Autogenerate Lightdash-ready .yml files for your models
The beauty of Lightdash is that we're pretty well synced with your dbt project. So, in Lightdash, Tables actually come from dbt models that have been defined in your dbt project's .yml
files.
If your dbt model has been defined in a .yml file, it will appear in Lightdash as a Table.
Not too sure what a .yml file or a Table is? Be sure to check out our tutorial on Adding Tables to Lightdash for more details.
Auto-generate schema.yml
files
To make it faster to write and maintain your schema.yml
files, the Lightdash CLI will automatically generate and
sync your schema.yml
files.
Inside your dbt project, open a terminal and run this command to generate the schema.yml
file for a model called
mymodel
:
git commit # make sure to commit all your existing project first!

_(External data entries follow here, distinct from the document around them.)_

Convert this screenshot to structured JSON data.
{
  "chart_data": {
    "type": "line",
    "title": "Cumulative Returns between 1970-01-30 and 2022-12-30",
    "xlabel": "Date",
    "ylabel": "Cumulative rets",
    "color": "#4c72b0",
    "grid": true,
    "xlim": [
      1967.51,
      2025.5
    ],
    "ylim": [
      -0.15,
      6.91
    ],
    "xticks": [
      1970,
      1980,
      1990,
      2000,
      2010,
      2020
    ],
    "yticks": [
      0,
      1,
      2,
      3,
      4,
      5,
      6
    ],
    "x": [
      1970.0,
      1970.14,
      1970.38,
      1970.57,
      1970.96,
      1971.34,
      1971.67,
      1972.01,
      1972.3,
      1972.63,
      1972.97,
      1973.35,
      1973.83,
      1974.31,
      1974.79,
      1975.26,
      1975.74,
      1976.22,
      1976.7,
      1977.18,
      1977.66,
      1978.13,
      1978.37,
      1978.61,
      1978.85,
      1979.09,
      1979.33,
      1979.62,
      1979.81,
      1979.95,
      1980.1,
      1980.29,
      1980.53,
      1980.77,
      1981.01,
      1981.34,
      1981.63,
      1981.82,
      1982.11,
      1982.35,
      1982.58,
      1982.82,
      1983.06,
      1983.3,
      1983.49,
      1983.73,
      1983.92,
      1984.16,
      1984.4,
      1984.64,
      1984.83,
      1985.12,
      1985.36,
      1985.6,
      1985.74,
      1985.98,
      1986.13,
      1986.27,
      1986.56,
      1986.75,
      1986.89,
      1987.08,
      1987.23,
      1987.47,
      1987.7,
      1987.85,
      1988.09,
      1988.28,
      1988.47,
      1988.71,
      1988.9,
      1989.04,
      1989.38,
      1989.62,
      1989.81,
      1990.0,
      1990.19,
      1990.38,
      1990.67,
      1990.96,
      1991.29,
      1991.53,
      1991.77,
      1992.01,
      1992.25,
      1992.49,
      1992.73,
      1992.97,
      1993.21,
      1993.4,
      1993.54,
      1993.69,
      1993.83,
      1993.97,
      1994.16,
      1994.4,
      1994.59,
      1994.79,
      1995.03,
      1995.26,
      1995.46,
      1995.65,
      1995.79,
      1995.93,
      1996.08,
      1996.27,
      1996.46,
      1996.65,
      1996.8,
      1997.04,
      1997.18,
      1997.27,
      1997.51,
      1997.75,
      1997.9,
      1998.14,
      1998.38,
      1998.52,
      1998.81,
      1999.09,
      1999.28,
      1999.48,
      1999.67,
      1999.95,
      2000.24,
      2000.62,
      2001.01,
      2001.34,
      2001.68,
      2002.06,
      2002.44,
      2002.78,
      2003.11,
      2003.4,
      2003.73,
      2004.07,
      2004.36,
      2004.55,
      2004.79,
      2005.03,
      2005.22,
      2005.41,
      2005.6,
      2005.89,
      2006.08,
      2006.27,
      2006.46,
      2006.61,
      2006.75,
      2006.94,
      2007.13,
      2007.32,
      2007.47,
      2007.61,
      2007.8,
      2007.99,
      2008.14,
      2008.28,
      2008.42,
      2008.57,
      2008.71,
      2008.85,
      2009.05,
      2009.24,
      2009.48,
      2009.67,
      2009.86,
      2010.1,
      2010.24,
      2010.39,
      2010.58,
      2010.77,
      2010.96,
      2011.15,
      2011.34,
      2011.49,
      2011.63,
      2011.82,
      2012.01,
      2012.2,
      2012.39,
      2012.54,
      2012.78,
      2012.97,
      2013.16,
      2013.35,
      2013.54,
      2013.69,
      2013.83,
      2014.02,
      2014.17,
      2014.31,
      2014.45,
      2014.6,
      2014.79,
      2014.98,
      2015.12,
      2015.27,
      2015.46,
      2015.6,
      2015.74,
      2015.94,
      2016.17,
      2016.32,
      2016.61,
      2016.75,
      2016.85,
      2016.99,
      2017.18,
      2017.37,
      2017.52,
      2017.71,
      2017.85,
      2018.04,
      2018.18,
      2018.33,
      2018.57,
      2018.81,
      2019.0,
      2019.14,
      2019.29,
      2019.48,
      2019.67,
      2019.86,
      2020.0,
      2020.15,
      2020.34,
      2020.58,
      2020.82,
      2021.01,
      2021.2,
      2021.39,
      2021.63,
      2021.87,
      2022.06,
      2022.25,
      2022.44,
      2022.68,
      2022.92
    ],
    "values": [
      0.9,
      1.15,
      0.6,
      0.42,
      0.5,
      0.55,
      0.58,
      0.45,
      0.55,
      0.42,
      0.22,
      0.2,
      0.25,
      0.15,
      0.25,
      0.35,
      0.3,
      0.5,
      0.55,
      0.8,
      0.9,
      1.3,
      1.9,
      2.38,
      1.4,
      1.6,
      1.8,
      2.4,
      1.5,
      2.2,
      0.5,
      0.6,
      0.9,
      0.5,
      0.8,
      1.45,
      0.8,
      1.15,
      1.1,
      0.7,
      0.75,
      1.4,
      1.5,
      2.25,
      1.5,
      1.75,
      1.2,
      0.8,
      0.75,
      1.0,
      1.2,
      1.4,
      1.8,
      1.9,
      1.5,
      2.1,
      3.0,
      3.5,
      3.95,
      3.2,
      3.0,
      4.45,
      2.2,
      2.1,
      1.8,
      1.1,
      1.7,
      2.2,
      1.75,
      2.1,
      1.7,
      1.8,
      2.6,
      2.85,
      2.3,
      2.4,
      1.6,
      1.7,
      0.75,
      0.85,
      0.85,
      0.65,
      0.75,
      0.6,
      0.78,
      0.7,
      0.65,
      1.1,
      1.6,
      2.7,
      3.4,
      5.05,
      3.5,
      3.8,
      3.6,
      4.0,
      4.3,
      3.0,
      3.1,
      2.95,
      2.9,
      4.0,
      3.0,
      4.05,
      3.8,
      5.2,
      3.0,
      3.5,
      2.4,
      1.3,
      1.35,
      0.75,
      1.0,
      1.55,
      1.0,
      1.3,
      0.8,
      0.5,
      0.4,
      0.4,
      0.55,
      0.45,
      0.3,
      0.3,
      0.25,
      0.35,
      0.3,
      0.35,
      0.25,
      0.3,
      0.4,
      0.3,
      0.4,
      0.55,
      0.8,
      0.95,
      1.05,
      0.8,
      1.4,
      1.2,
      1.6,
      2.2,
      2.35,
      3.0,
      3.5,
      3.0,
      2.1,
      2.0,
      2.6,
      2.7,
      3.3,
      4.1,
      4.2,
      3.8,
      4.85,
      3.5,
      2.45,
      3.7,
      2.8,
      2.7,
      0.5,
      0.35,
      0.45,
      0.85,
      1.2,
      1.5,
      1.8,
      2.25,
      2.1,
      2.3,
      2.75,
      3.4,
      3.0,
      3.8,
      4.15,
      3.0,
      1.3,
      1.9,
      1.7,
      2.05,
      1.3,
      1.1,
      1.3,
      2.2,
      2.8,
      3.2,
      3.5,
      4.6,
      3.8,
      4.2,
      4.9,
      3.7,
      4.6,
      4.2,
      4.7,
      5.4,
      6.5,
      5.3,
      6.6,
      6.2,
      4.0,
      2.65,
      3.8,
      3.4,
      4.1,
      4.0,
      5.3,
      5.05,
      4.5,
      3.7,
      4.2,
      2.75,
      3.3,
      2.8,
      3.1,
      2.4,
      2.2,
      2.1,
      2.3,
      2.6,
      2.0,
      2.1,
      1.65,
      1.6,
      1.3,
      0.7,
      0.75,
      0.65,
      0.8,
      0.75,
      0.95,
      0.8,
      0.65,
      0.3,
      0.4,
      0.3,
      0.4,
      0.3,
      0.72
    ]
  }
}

lightdash generate -s mymodel
This will create or update an existing schema.yml
file to add any new columns that have appeared in the database.
Auto-sync schema.yml
files after dbt run
Since the generate
command relies on your database schema to detect which columns are required, you'll often want
to run dbt run
before running generate
. You can combine dbt run
and lighdash generate
into one command which
will run models and then regenerate the
schema.yml
files for any models than changed:
git commit
lightdash dbt run # Run dbt AND re-sync schema.yml files
Generating schema.yml
for multiple models
lightdash generate
supports dbt model selection syntax to generate files for a group of models:
lightdash generate # all models
lightdash generate -s payments # just payments
lightdash generate -s payments+ # payments and all children
lightdash generate -s +payments # payments and all parents
lightdash generate -s +payments+ # payments and all children and parents
lightdash generate -s tag:prod # all models with the prod tag
lightdash generate -s payments customers # two specific models
lightdash generate -s payments+ +customers tag:prod # mix and match
Using doc blocks to build better .yml files
Doc blocks are markdown files defined in your dbt project that are useful for creating consistent documentation in your dbt project.
For example, if I have a field called product_category
that's used a bunch of times throughout my project, I can create a doc block for this field:
{% docs product_category %}
This is a string field that tells us the category of the product that was sold. This is a higher level grouping than the `product_type`. Every `product_type` maps to a single `product_category`.
The valid product categories are:
- clothing
- home
- accessories
- beauty
{% enddocs %}
I can then reference this doc block in my .yml files like so:
version: 2
models:
- name: products
description: 'one row per product ID'
columns:
- name: product_category
description: '{{ doc("product_category") }}'
The docs for product_category
(in Lightdash and in your dbt documentation) will become the doc block I've written above.
The Lightdash CLI will automatically add doc blocks to your .yml files
The nice thing about doc blocks is that Lightdash automatically adds these to the .yml files it generates. For example, if I had a .yml file for my product_sales
model that looked like this:
version: 2
models:
- name: product_sales
columns:
- name: product_id
- name: product_value
- name: product_category
Then, I did:
lightdash dbt run -s product_sales # or lightdash generate -s product_sales
Then my product_sales.yml
file would be updated to include the doc block for product_category
:
version: 2
models:
- name: product_sales
columns:
- name: product_id
- name: product_value
- name: product_category
description: '{{ doc("product_category") }}'
We recommend using doc blocks whenever you can! They help with keeping the definitions of fields across your project consistent, and they also allow you to get great docs, completely automatically with the Lightdash CLI.